II. RÉPONDRE À L'URGENCE SÉCURITAIRE

A. ENCOURAGER LA PRÉVENTION DE LA DÉLINQUANCE

1. Faute de réponse adaptée des pouvoirs publics, la prévention de la délinquance ne saurait être laissée aux citoyens

La répétition ininterrompue des violences au sein de l'île a conduit les Mahorais à exprimer leur lassitude dans le cadre d'un mouvement social d'ampleur aux mois de février et mars 2018. Grève générale et opération « île morte » avaient à l'époque attiré l'attention sur le mal-être des Mahorais.

Le mouvement social du printemps 2018

À la suite de violences, et notamment de caillassages entre bandes rivales en janvier et février 2018 au lycée de Kahani, des enseignants puis des conducteurs de bus scolaires exercent leur droit de retrait les 7 et 8 février 2018 dans le contexte de manifestations de plus en plus nombreuses.

Réclamant une lutte plus énergique contre l'insécurité et, plus généralement, un rapprochement des conditions de vie des Mahorais de celles ayant cours dans l'Hexagone, le mouvement de contestation s'amplifie jusqu'à prendre la forme de grèves à partir du 20 février 2018. Le mouvement se mue ensuite en grève générale, les élus départementaux et municipaux affichant leur soutien au mouvement le 5 mars 2018 en annonçant que leurs services demeureraient fermés à compter du lendemain.

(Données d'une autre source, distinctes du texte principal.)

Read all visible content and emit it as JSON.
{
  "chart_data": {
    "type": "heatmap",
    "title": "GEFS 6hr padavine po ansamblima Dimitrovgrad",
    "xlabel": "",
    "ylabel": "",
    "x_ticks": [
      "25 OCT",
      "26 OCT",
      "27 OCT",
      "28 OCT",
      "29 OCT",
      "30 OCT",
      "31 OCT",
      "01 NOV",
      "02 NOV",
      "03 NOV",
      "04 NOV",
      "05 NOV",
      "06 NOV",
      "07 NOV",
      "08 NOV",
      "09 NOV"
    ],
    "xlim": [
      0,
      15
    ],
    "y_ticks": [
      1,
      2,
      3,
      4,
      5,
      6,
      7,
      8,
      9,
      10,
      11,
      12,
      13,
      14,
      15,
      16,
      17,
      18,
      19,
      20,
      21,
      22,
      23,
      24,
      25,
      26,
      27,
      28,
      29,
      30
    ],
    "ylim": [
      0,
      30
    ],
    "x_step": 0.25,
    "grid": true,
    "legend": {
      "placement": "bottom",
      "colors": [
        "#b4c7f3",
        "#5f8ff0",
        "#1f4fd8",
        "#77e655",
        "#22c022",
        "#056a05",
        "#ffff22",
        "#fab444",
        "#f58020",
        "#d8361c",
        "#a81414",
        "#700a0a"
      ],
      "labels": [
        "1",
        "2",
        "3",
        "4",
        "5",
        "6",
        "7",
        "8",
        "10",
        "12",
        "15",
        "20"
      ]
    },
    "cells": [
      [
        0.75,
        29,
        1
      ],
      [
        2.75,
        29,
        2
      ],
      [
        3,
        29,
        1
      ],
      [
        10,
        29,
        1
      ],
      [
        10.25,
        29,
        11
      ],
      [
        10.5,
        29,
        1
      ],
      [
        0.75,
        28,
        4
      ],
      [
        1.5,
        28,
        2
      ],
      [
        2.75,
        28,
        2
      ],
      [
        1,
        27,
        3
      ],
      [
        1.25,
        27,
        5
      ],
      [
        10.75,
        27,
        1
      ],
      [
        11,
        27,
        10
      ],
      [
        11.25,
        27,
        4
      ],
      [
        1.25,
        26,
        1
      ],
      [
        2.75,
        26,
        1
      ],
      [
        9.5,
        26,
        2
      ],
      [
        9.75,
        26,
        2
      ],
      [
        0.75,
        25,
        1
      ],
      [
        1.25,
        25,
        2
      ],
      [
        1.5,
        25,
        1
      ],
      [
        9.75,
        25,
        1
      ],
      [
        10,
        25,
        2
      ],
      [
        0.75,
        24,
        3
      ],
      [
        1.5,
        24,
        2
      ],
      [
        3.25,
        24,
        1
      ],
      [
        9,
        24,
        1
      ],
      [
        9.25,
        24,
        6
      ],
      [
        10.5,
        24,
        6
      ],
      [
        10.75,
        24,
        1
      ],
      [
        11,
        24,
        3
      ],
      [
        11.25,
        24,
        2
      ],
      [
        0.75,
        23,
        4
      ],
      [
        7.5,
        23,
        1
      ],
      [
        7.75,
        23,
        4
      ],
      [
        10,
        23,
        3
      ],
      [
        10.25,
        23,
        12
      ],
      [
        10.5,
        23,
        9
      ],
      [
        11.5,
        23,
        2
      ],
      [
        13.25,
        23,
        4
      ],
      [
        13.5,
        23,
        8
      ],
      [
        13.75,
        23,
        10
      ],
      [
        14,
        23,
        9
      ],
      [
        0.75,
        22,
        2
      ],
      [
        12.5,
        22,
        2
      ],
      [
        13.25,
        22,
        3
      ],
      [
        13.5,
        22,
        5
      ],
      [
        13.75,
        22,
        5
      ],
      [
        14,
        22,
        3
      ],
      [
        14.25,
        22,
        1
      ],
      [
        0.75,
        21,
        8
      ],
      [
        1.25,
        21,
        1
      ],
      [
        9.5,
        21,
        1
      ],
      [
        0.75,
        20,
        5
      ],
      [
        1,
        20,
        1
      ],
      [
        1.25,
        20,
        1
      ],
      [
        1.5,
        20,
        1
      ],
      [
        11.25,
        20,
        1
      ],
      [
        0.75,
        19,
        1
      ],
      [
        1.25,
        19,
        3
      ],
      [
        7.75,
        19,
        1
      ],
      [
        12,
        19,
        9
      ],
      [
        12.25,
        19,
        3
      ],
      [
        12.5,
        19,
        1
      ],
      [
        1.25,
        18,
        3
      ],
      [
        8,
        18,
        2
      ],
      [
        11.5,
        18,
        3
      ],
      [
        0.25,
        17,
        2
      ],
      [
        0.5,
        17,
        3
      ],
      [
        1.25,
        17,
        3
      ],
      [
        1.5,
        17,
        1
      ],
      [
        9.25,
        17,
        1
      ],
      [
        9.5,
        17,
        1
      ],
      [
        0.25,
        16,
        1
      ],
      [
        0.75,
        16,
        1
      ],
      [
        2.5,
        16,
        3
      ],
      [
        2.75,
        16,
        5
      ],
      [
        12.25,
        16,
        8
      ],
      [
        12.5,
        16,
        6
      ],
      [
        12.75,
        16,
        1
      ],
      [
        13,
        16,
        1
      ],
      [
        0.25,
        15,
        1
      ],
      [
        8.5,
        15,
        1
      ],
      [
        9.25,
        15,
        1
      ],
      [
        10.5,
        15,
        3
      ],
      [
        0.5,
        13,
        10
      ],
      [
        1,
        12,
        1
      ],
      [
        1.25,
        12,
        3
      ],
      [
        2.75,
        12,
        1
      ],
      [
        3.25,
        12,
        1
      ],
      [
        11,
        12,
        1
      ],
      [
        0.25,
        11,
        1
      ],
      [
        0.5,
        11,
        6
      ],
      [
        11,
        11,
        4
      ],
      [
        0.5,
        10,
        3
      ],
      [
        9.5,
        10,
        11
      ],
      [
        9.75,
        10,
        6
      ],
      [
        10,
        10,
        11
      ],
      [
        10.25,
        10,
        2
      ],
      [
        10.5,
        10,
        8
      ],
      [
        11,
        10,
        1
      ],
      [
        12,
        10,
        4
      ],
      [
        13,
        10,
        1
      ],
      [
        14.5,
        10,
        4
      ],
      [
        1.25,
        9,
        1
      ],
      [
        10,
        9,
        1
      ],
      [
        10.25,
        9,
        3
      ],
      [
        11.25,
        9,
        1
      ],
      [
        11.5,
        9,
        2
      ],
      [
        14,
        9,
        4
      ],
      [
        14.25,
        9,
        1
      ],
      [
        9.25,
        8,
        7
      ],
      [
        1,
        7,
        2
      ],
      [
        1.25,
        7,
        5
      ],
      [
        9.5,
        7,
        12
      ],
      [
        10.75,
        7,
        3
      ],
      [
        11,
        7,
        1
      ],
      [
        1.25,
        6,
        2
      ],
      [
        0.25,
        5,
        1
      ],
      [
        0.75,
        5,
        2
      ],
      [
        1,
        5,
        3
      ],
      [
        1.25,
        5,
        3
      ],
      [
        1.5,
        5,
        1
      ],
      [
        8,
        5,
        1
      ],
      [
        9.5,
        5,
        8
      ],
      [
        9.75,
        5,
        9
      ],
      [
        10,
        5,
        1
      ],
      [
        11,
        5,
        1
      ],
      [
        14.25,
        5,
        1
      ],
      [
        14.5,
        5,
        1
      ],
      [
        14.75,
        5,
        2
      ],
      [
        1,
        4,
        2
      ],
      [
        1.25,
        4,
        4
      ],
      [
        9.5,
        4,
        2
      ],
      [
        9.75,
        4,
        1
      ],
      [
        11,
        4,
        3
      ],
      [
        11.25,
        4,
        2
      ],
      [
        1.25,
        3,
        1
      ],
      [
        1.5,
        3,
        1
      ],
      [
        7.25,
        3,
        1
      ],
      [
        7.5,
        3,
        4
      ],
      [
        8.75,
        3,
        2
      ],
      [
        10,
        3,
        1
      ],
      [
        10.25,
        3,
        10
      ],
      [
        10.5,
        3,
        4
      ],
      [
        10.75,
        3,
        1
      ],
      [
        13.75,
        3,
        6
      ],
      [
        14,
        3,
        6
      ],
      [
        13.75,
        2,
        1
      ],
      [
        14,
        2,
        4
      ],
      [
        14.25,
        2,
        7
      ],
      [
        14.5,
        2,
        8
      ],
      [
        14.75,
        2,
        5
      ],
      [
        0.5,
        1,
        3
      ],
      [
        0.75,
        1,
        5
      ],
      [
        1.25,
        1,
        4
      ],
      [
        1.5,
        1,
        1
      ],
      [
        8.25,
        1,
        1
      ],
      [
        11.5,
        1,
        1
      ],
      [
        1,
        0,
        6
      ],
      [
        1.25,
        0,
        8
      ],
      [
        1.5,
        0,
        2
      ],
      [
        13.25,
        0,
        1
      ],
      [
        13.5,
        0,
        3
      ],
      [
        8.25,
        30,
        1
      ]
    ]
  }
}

La constitution de barrages routiers et les appels à des opérations « île morte » conduisent progressivement le territoire à l'arrêt. Face à la gravité de la situation, la ministre des outre-mer, alors Annick Girardin, se déplace, « mandatée par le Président de la République », à Mayotte le 12 mars 2018. Le préfet Frédéric Veaux est remplacé par Dominique Sorain, jusqu'alors directeur de cabinet de la ministre, chargé au surplus d'animer en tant que délégué du Gouvernement une équipe interministérielle chargée de proposer des solutions à la crise.

Alors que les barrages, qui rendaient pratiquement impossible toute vie économique sur l'île, sont progressivement levés au début du mois d'avril 2018, le Premier ministre Édouard Philippe reçoit les élus mahorais et annonce le 19 avril un « plan pour l'avenir » de Mayotte, dont les contours sont détaillés par la ministre Annick Girardin le 15 mai 2018 à Mayotte, prévoyant notamment la création d'une agence régionale de santé (ARS) de plein exercice et l'augmentation des moyens alloués aux forces de l'ordre et à la lutte contre l'immigration illégale.

À la suite de ce mouvement social d'ampleur, des groupes d'auto-défense visant à prévenir les actes de délinquance se sont constitués , généralement regroupés sous la dénomination de « gilets jaunes ». Ces groupes d'auto-défense, qui réapparaissent régulièrement dans l'actualité mahoraise, constituent une réponse spontanée au sentiment d'abandon par les pouvoirs publics ressenti par des Mahorais à bout de patience.

Pour compréhensibles qu'elles soient, ces initiatives n'en sont pas moins problématiques . En premier lieu, elles remettent en cause la légitimité des seuls pouvoirs publics à intervenir dans un État de droit pour faire cesser les atteintes à l'ordre public, et contribuent à nourrir le sentiment que les forces de l'ordre ne seraient pas en mesure d'assurer leurs missions. Une telle situation n'est évidemment pas acceptable.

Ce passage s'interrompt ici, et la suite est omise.